Catar un vino en agradable compañía es una experiencia relativamente sencilla que puede practicar cualquiera. Básicamente, la cata puede definirse como la operación de experimentar, analizar y apreciar los caracteres olfatogustativos de un producto. Aunque se requiere utilizar todos los sentidos, el gusto es el más importante, junto con la vista y el olfato. Hay que tener en cuenta que en las papilas gustativas que se encuentran en distintas partes de la boca se han llegado a identificar en un vino alrededor de 800 componentes distintos.

Bodegas Príncipe de Viana propone un sencillo curso de cata, accesible a todos los aficionados al mundo del vino, profesionales o no, dispuestos a disfrutar probando los mejores caldos.
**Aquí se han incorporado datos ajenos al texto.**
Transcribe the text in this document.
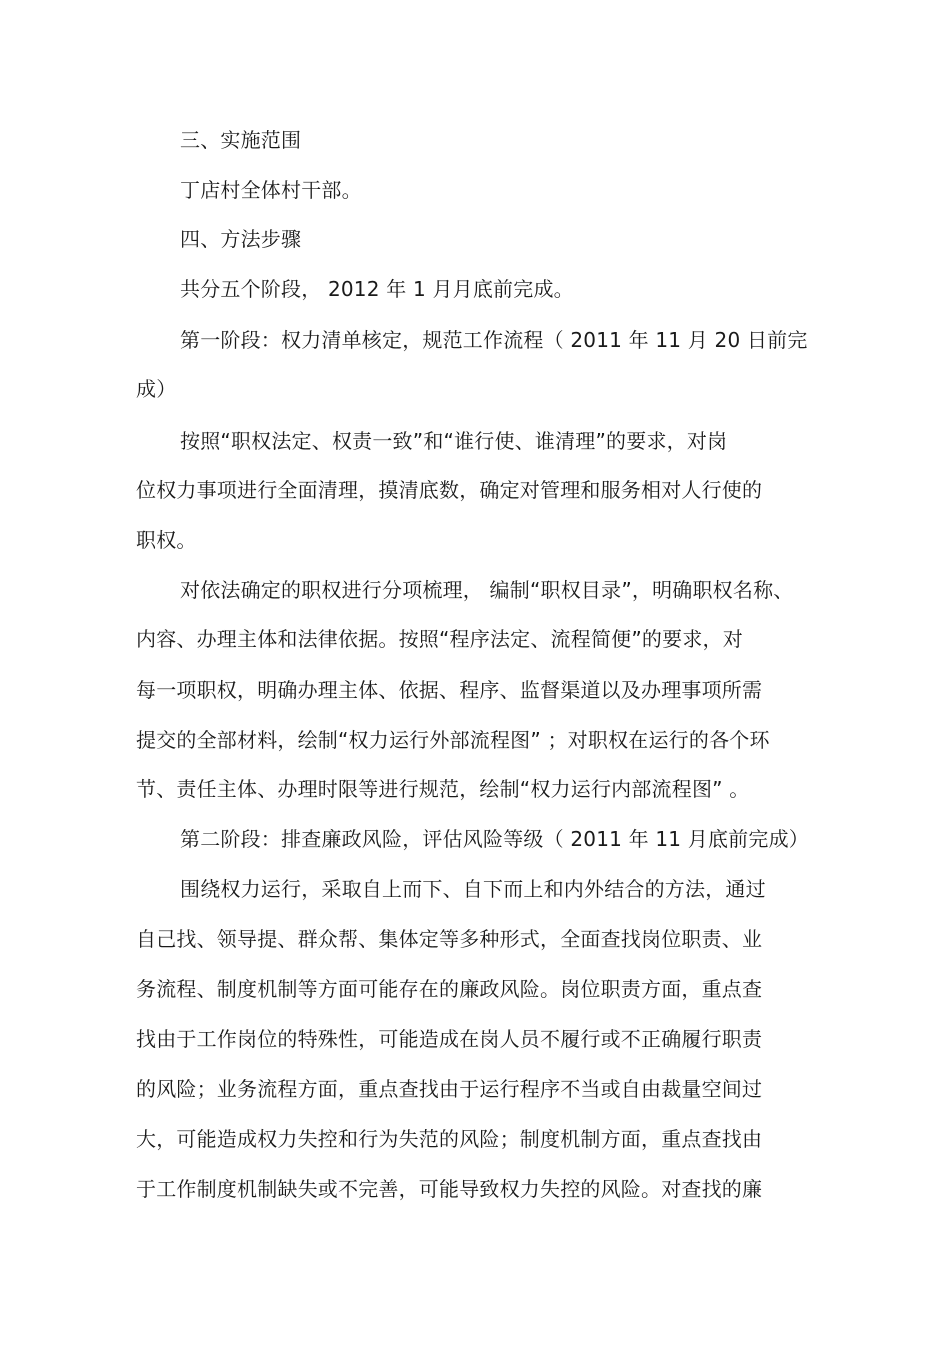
三、实施范围
丁店村全体村干部。
四、方法步骤
共分五个阶段， 2012 年 1 月月底前完成。
第一阶段：权力清单核定，规范工作流程（ 2011 年 11 月 20 日前完
成）
按照“职权法定、权责一致”和“谁行使、谁清理”的要求，对岗
位权力事项进行全面清理，摸清底数，确定对管理和服务相对人行使的
职权。
对依法确定的职权进行分项梳理， 编制“职权目录”，明确职权名称、
内容、办理主体和法律依据。按照“程序法定、流程简便”的要求，对
每一项职权，明确办理主体、依据、程序、监督渠道以及办理事项所需
提交的全部材料，绘制“权力运行外部流程图” ；对职权在运行的各个环
节、责任主体、办理时限等进行规范，绘制“权力运行内部流程图” 。
第二阶段：排查廉政风险，评估风险等级（ 2011 年 11 月底前完成）
围绕权力运行，采取自上而下、自下而上和内外结合的方法，通过
自己找、领导提、群众帮、集体定等多种形式，全面查找岗位职责、业
务流程、制度机制等方面可能存在的廉政风险。岗位职责方面，重点查
找由于工作岗位的特殊性，可能造成在岗人员不履行或不正确履行职责
的风险；业务流程方面，重点查找由于运行程序不当或自由裁量空间过
大，可能造成权力失控和行为失范的风险；制度机制方面，重点查找由
于工作制度机制缺失或不完善，可能导致权力失控的风险。对查找的廉
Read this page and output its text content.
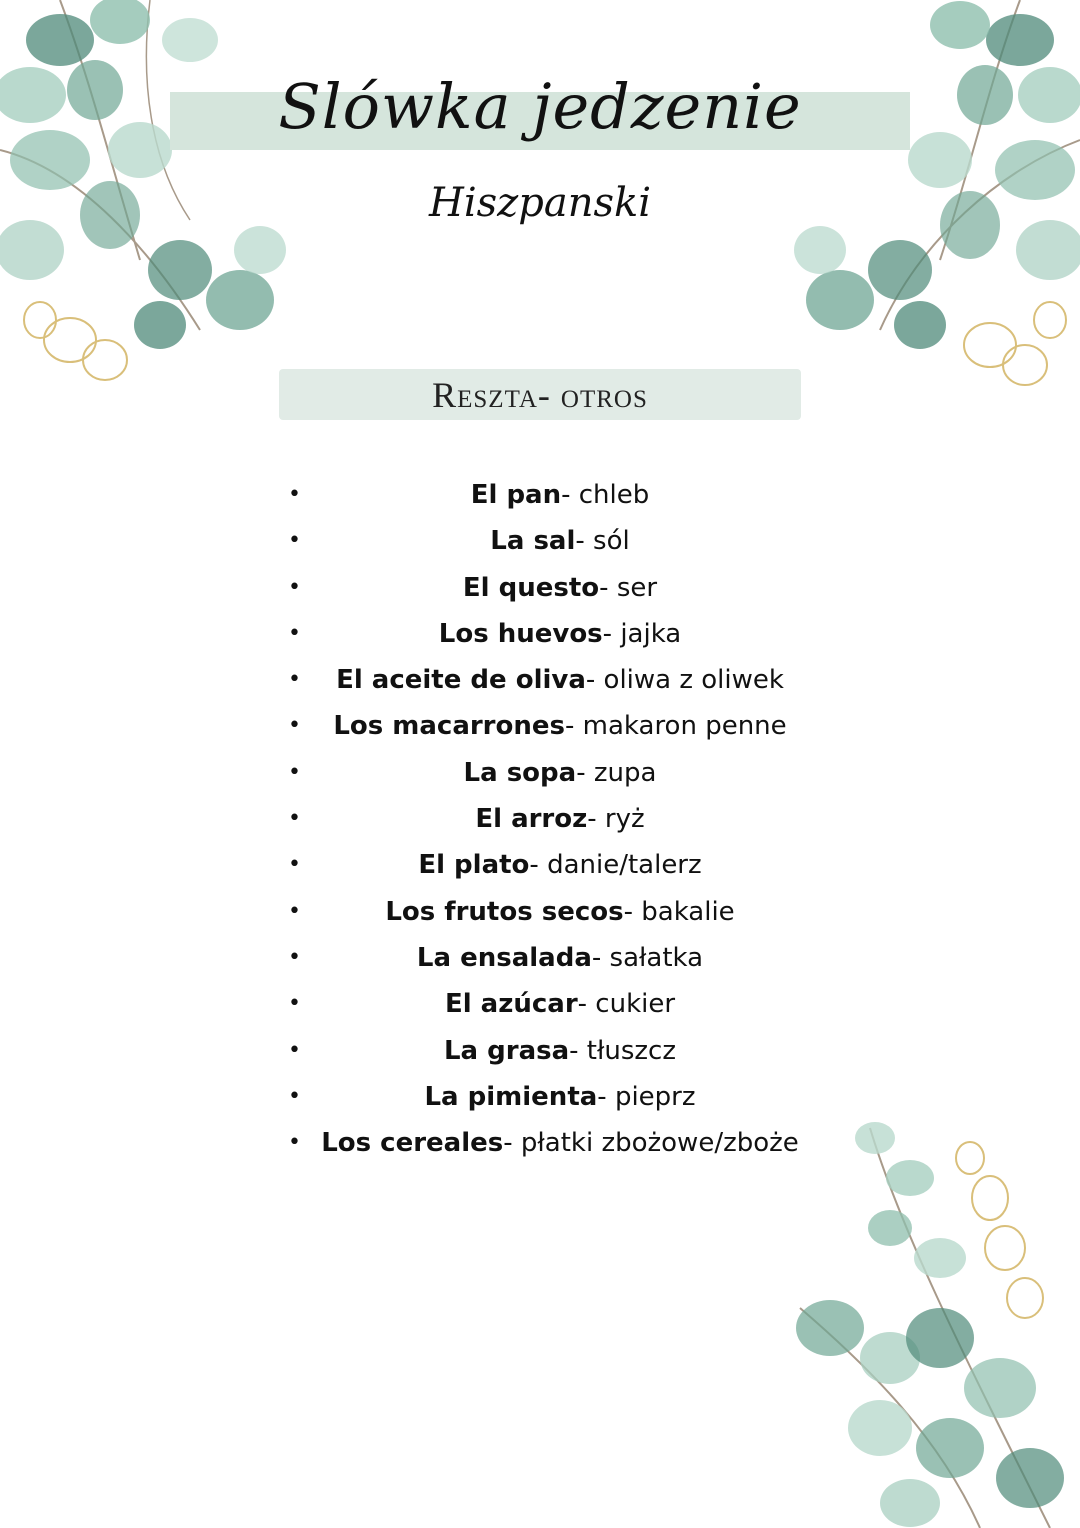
Slówka jedzenie
Hiszpanski
Reszta- otros
•	El pan- chleb
•	La sal- sól
•	El questo- ser
•	Los huevos- jajka
• El aceite de oliva- oliwa z oliwek
• Los macarrones- makaron penne
•	La sopa- zupa
•	El arroz- ryż
•	El plato- danie/talerz
•	Los frutos secos- bakalie
•	La ensalada- sałatka
•	El azúcar- cukier
•	La grasa- tłuszcz
•	La pimienta- pieprz
• Los cereales- płatki zbożowe/zboże
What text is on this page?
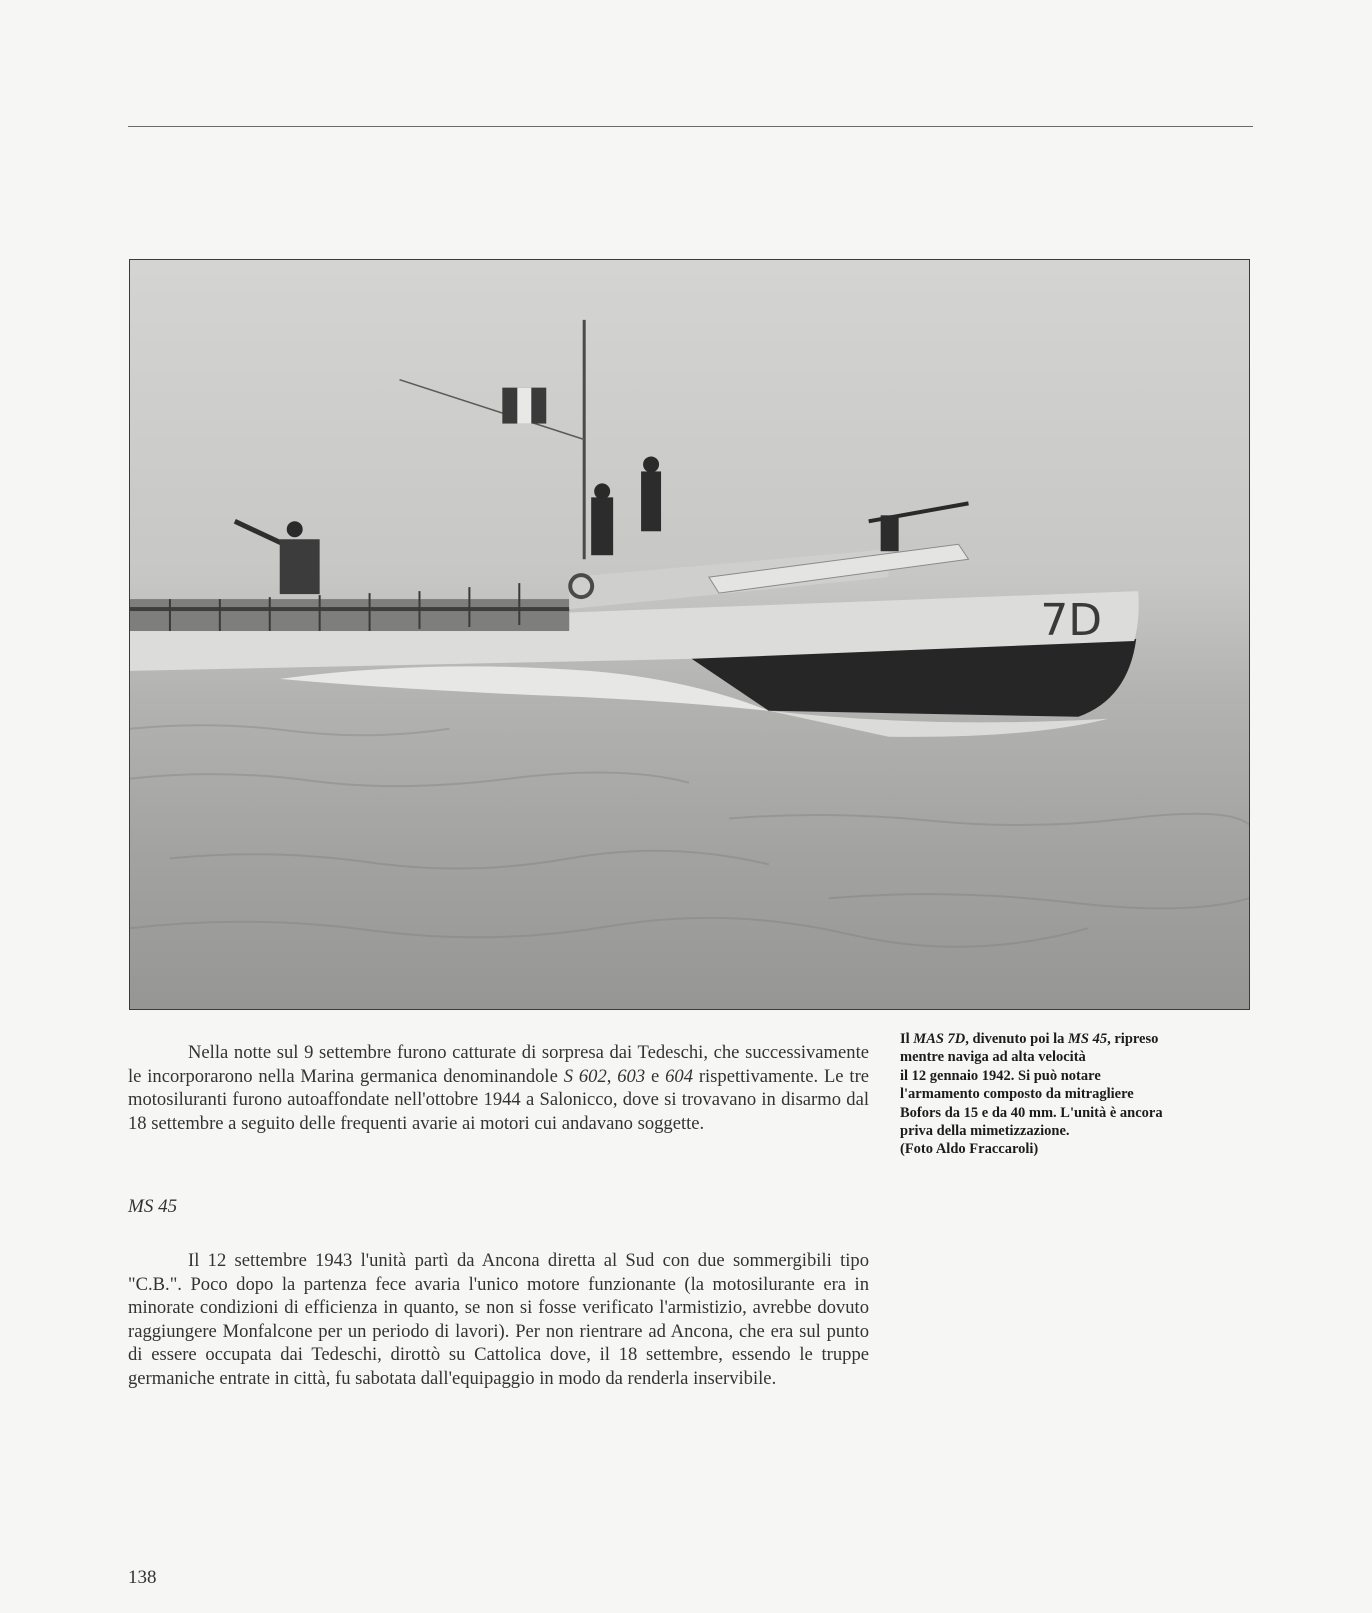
7D
Il MAS 7D, divenuto poi la MS 45, ripreso
mentre naviga ad alta velocità
il 12 gennaio 1942. Si può notare
l'armamento composto da mitragliere
Bofors da 15 e da 40 mm. L'unità è ancora
priva della mimetizzazione.
(Foto Aldo Fraccaroli)

Nella notte sul 9 settembre furono catturate di sorpresa dai Tedeschi, che successivamente le incorporarono nella Marina germanica denominandole S 602, 603 e 604 rispettivamente. Le tre motosiluranti furono autoaffondate nell'ottobre 1944 a Salonicco, dove si trovavano in disarmo dal 18 settembre a seguito delle frequenti avarie ai motori cui andavano soggette.

MS 45

Il 12 settembre 1943 l'unità partì da Ancona diretta al Sud con due sommergibili tipo "C.B.". Poco dopo la partenza fece avaria l'unico motore funzionante (la motosilurante era in minorate condizioni di efficienza in quanto, se non si fosse verificato l'armistizio, avrebbe dovuto raggiungere Monfalcone per un periodo di lavori). Per non rientrare ad Ancona, che era sul punto di essere occupata dai Tedeschi, dirottò su Cattolica dove, il 18 settembre, essendo le truppe germaniche entrate in città, fu sabotata dall'equipaggio in modo da renderla inservibile.

138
En un lugar adecuado, iluminado, tranquilo, sin humos ni ruidos, el catador debe utilizar una copa adecuada, de cristal fino y transparente, y llenarla un tercio de su volumen. Si hay varios vinos, el orden será de blancos a tintos y de jóvenes a viejos. Es conveniente realizar la cata antes de las comidas, de modo que no interfieran otros sabores en la degustación de los caldos.

Vista, olfato y gusto son los tres sentidos básicos que se aplican en la cata.